FOSS4G 2022 general tracks

Joint ESA-NASA Multi-Mission Algorithm and Analysis Platform (MAAP)
2022-08-25, 15:35–15:40 (Europe/Rome), Room Limonaia

The scientific community is faced with a need for greatly improved data sharing, analysis, visualization and advanced collaboration based firmly on open science principles. Recent and upcoming launches of new satellite missions with more complex and voluminous data, as well as the ever more urgent need to better understand the global carbon budget and related ecological processes, provided the immediate rational for the ESA-NASA Multi-mission Algorithm and Analysis Platform (MAAP).

This highly collaborative joint project of ESA and NASA established a framework between ESA and NASA to share data, science algorithms and compute resources in order to foster and accelerate scientific research conducted by ESA and NASA EO data users. Presented to the public in October 2021, the current version of MAAP provides a common cloud-based platform with computing capabilities co-located with the data, a collaborative coding and analysis environment, and a set of interoperable tools and algorithms developed to support the estimation and visualization of global above-ground biomass.

Data from the Global Ecosystem Dynamics Investigation (GEDI) mission on the International Space Station and the Ice, Cloud, and Land Elevation Satellite-2 (ICESat-2) have been instrumental in the first products of MAAP including the first comprehensive map of Boreal above-ground Biomass and a current Global Biomass Harmonization Activity, but the platform is also being specifically designed to support the forthcoming ESA Biomass mission and incorporate data from the upcoming NASA-ISRO SAR (NISAR) mission. While these missions and the corresponding research which includes airborne, field, and calibration/validation data collection and analyses, provide a wealth of data and information relating to global biomass estimation, they also present data storing, processing and sharing challenges. The NISAR mission alone will produce about 80TB/day. These large data volumes present a challenge that would otherwise place accessibility limits on the scientific community and impact scientific progress.

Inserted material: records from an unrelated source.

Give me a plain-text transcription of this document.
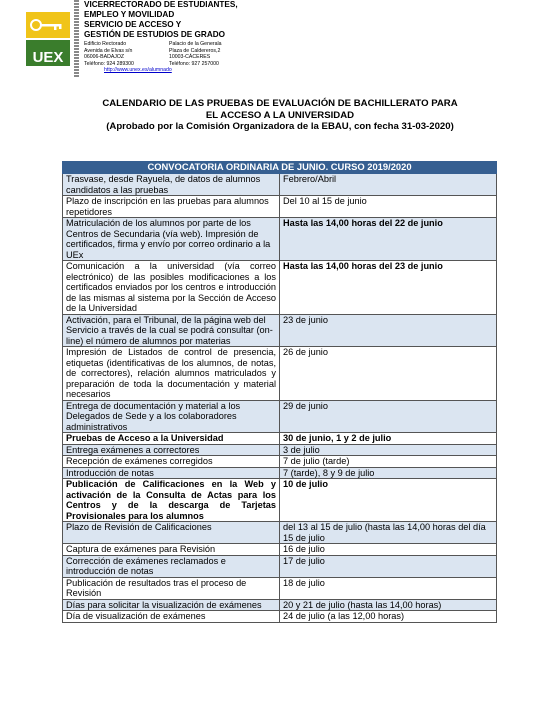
UEX
VICERRECTORADO DE ESTUDIANTES,
EMPLEO Y MOVILIDAD
SERVICIO DE ACCESO Y
GESTIÓN DE ESTUDIOS DE GRADO
Edificio Rectorado
Avenida de Elvas s/n
06006-BADAJOZ
Teléfono: 924 289300
Palacio de la Generala
Plaza de Caldereros,2
10003-CÁCERES
Teléfono: 927 257000
http://www.unex.es/alumnado
CALENDARIO DE LAS PRUEBAS DE EVALUACIÓN DE BACHILLERATO PARA
EL ACCESO A LA UNIVERSIDAD
(Aprobado por la Comisión Organizadora de la EBAU, con fecha 31-03-2020)
CONVOCATORIA ORDINARIA DE JUNIO. CURSO 2019/2020	
Trasvase, desde Rayuela, de datos de alumnos candidatos a las pruebas	Febrero/Abril
Plazo de inscripción en las pruebas para alumnos repetidores	Del 10 al 15 de junio
Matriculación de los alumnos por parte de los Centros de Secundaria (vía web). Impresión de certificados, firma y envío por correo ordinario a la UEx	Hasta las 14,00 horas del 22 de junio
Comunicación a la universidad (vía correo electrónico) de las posibles modificaciones a los certificados enviados por los centros e introducción de las mismas al sistema por la Sección de Acceso de la Universidad	Hasta las 14,00 horas del 23 de junio
Activación, para el Tribunal, de la página web del Servicio a través de la cual se podrá consultar (on-line) el número de alumnos por materias	23 de junio
Impresión de Listados de control de presencia, etiquetas (identificativas de los alumnos, de notas, de correctores), relación alumnos matriculados y preparación de toda la documentación y material necesarios	26 de junio
Entrega de documentación y material a los Delegados de Sede y a los colaboradores administrativos	29 de junio
Pruebas de Acceso a la Universidad	30 de junio, 1 y 2 de julio
Entrega exámenes a correctores	3 de julio
Recepción de exámenes corregidos	7 de julio (tarde)
Introducción de notas	7 (tarde), 8 y 9 de julio
Publicación de Calificaciones en la Web y activación de la Consulta de Actas para los Centros y de la descarga de Tarjetas Provisionales para los alumnos	10 de julio
Plazo de Revisión de Calificaciones	del 13 al 15 de julio (hasta las 14,00 horas del día 15 de julio
Captura de exámenes para Revisión	16 de julio
Corrección de exámenes reclamados e introducción de notas	17 de julio
Publicación de resultados tras el proceso de Revisión	18 de julio
Días para solicitar la visualización de exámenes	20 y 21 de julio (hasta las 14,00 horas)
Día de visualización de exámenes	24 de julio (a las 12,00 horas)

Other challenges being addressed by MAAP include: 1) Enabling researchers to easily discover, process, visualize and analyze large volumes of data from both agencies; 2) Providing a wide variety of data in the same coordinate reference frame to enable comparison, analysis, data evaluation, and data generation; 3) Providing a version-controlled science algorithm development environment that supports tools, co-located data and processing resources; and 4) Addressing intellectual property and sharing challenges related to collaborative algorithm development and sharing of data and algorithms.

MAAP products can be explored on the MAAP Dashboard at https://earthdata.nasa.gov/maap-biomass or the joint platform entrance at scimaap.net. MAAP also can be accessed through individual NASA (https://maap-project.org) and ESA (https://esa-maap.org/) landing pages.

Dr. Gerald "Stinger" Guala coordinates the Multi-Mission Algorithm and Analysis Platform (MAAP) activities at NASA Headquarters and is a Program Scientist, on long term detail to the Earth Science Data Systems Program within the Earth Science Division in the Science Mission Directorate at NASA.

Clement Albinet is a Data Quality and Cal/Val Manager in the Mission Management and Ground Segment Department, of the Directorate of Earth Observation Programmes, at the European Space Agency - ESA.